My family was trying to help me all they could. They sent me to different 30 day rehabs, which I would complete and come out and go right back to heroin. No matter how bad I wanted to stop, I couldn’t. I didn’t know how or which direction to turn. Eventually the law would catch up to me. So here I was 28 years old waking up in prison thinking this was a dream. While I was in prison my mother contacted Restoration Ministries to find out what it was I would have to do to come into their ministry because there was no way I was going to parole out of prison and go to their house or either one of my sisters’ and brother-in-laws’ houses. I had burned all those bridges way too many times and they were not going to go off of my word that I had changed or that the system changed me. My word had no value to them and hadn’t for some time. So I was going to have to go somewhere to prove that I had enough and wanted to change.
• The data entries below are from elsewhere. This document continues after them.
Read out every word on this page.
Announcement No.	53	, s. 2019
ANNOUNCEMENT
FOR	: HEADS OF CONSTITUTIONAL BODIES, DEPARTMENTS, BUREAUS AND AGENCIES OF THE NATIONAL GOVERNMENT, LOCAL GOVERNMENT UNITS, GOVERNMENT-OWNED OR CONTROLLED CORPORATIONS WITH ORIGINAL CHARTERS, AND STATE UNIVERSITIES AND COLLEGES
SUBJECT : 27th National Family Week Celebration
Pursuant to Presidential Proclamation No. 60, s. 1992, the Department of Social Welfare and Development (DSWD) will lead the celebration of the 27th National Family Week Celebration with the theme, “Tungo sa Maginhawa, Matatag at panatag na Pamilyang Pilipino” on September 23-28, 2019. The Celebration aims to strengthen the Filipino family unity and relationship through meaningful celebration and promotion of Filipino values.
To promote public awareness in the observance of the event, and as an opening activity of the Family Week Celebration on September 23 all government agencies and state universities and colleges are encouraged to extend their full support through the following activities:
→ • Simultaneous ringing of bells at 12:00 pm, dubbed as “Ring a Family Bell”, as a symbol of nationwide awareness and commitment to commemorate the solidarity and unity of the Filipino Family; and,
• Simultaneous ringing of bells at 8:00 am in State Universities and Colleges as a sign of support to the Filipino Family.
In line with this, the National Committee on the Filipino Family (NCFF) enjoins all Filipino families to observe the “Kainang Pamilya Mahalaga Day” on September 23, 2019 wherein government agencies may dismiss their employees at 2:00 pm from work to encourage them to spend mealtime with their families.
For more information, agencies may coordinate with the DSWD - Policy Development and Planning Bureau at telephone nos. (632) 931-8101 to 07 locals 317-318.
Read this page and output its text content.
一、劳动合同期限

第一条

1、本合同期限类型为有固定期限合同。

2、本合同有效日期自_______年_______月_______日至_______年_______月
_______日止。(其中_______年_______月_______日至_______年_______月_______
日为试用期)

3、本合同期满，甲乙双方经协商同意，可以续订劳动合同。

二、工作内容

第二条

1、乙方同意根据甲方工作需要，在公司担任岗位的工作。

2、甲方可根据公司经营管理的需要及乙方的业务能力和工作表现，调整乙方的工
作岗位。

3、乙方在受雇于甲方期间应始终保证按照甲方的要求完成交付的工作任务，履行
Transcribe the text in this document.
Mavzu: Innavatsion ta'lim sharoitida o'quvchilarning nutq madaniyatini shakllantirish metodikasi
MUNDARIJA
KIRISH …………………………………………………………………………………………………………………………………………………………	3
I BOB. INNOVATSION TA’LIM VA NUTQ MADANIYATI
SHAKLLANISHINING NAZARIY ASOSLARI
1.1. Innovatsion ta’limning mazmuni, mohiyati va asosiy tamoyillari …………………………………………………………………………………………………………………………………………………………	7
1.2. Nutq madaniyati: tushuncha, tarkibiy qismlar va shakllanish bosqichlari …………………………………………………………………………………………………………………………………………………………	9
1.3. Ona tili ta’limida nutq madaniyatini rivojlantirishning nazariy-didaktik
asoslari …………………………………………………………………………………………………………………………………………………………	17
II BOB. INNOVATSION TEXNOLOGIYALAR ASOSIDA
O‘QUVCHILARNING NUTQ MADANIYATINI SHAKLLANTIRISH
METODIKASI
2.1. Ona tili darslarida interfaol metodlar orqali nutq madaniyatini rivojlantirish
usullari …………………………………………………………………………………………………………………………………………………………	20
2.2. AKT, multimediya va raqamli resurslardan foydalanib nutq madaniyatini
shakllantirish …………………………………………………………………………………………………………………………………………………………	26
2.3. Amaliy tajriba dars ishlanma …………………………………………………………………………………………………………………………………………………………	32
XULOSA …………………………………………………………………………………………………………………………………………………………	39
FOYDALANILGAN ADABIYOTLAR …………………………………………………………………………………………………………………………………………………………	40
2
I paroled out of prison on July 19, 2013 to a halfway house on 149th and Lincoln in Harvey. I had to deal with a few issues with the parole office and because of that I did not come into the doors of Restoration Ministries and Harvey House until July 26, 2013.

Restoration Ministries has definitely been a godsend in my life. It has been a transformation process that all of my family and friends can say has worked. I always believed in God, but never allowed the process of God to work. God has given us all free will to do what we want, but when I was truly changed all of my decisions and choices changed. God put the right people in place in my life from Dr. Sullivan and Ray Banks to members of the Spirit of God Fellowship. I remained teachable and open to everything because I finally realized my life was worth it. Dr. Sullivan always says, “He doesn’t care where you were yesterday, but he is excited about where you will be tomorrow.”

Since I have been at Harvey House I have graduated from the program on January 28, 2015. I also went back to South Suburban College and finished my associate degree. I am starting at Purdue University Calumet for my bachelors in business in the fall of 2015. I have been the Director of Harvey House since September 2014. My family wants me to come around all the time for family gatherings because they too have seen the complete change in my life. It is about my actions and the consistency behind my actions. God has a purpose for each one of us. I had to go through the suffering I went through because that is what has built my character to who I am today.